Projects
The project is meant to give you experience with real data in the context of an unstructured exploration. There are only two hard requirements:
- You must integrate information across two "tables" or "datasets". For example, loading a dataset that has information about each crime that was committed in Baltimore and then creating descriptive statistics or building a model that predicts one column from the others is not enough. You need to leverage data from another dataset, such as one that describes demographics by region that allows you to understand the connection between crime and, say, income level.
- You must apply multiple ideas that we've learned this semester as you explore the data. Again, just closing your eyes and building a logistic regression model to predict Y from X is not enough. You should demonstrate understanding of the data, clean it, make conjectures about what the relationships might be, generate descriptive statistics and visualizations, build models, etc. You don't have to do all of those things. I'm looking for a certain level of complexity. For example, you could just build a model but do it on a very, very large dataset. Or you could use a small dataset but demonstrate some really interesting insight that was not at all obvious going into it by data exploration and visualization.
If you need help finding a dataset, talk to me. But there are many floating around on the internet these days. See the note on the main class page about using Kaggle or other competition datasets. One way around that issue is to combine data from a couple of competitions. In years past I've required students to use Open Baltimore data. That's not a requirement this year but it is one source to consider.
You can do the project in teams of 1, 2, or 3. I expect more work from teams of 2, and even more from teams of 3, so consider that as you form teams and come up with ideas.
Note that there is an item on the syllabus for a 1-page project description. That is an informal writeup of who is doing the project, what data you will be using, and what you intend to do. It will not be graded but I will use it to provide feedback as to whether your project is reasonable. If you don't turn it in I will harrass you mercilessly until you do.
The final report should be single spaced, 12 point font, with 1 inch margins. Other than that, any style is fine. My expectation is that the report will contain at least the following:
- Title, list of team participants (1 point)
- Brief overview of the datasets used and what you accomplished (sort of like an abstract) (4 points)
- Detail on the datasets used (5 points)
- Discussion of what you learned about the datasets by exploring them, with evidence in the form of visualizations or descriptive statistics (25 points)

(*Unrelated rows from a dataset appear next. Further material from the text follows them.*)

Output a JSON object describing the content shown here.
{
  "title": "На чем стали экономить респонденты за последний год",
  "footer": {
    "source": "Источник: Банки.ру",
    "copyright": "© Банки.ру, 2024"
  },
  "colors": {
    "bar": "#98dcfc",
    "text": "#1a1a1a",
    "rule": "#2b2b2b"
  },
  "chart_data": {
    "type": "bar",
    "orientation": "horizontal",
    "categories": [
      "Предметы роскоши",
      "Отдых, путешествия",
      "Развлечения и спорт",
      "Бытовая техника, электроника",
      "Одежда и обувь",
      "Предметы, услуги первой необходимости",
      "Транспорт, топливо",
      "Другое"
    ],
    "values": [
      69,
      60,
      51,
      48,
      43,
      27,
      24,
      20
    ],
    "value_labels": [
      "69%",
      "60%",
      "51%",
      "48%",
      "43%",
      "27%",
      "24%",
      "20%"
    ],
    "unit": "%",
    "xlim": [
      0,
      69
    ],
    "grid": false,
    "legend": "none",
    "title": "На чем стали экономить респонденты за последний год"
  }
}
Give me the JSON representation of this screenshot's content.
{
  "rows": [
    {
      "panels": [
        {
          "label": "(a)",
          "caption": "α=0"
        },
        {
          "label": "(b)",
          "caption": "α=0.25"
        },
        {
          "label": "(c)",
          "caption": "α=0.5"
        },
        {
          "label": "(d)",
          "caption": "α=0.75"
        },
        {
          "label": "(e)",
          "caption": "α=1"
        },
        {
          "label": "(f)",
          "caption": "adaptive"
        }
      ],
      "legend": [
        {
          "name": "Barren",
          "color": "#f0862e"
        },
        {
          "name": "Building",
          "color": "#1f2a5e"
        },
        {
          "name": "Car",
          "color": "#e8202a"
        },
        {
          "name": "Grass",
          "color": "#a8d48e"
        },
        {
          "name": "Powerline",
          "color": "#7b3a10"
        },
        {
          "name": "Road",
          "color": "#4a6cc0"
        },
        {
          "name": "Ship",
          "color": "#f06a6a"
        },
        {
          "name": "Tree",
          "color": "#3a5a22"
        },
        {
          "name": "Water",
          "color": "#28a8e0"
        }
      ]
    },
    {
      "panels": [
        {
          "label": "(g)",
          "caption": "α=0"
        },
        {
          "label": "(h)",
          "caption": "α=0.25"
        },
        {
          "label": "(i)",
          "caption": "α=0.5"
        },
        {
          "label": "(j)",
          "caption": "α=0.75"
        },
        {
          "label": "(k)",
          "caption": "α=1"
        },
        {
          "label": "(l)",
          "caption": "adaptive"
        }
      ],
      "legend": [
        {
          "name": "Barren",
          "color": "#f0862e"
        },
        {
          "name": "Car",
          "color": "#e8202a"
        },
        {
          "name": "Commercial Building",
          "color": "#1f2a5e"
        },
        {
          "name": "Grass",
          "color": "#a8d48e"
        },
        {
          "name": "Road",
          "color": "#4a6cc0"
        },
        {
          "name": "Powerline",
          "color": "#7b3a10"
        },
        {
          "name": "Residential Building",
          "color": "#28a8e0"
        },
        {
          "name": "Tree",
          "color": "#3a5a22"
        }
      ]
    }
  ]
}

- Description of what you attempted to do with the datasets to draw connections between them. Also, say why you thought what you did was a good thing to do. (20 points)
- Results, and it is important to include negative results so that I can know what you tried. (20 points)
- If you build models, describe the type of model used, how it was trained, and how it was evaluated, along with performance (accuracy) information
- Perhaps the most important part is the insights gained from the data. Why is what you were trying to do valuable, and what did you learn? Why would someone else be interested in knowing what you learned? How might they use that knowledge? (20 points)
- A brief discussion of what you would do next if you had the time and inclination to keep working in the same direction. (5 points)
In terms of length, given that there will be visualizations, tables, histograms, etc. in the document, a paper shorter than 10 pages will be met with some skepticism (see the discussion above about complexity). A paper longer than 30 pages may test the limits of the reader's attention span. Note that teams with more than one person should have tried more things. It is not the case that the length of the paper should be twice as long for teams of two as compared to an individual project. Rather, I'd expect the larger teams to explore more of the data, try more things, and present more insights.
In the end, the best projects will be ones that learn something interesting from the data. That is, if you tell me that the data says that most crime occurs after midnight on the weekends, I won't be surprised or find that particularly insightful. But if you tell me that crime patterns by weapon seem to move geographically with a weekly cycle (for example), I'd think that was pretty interesting.
The preferred format for the final project is a single Jupyter notebook. But a word document or PDF are also fine.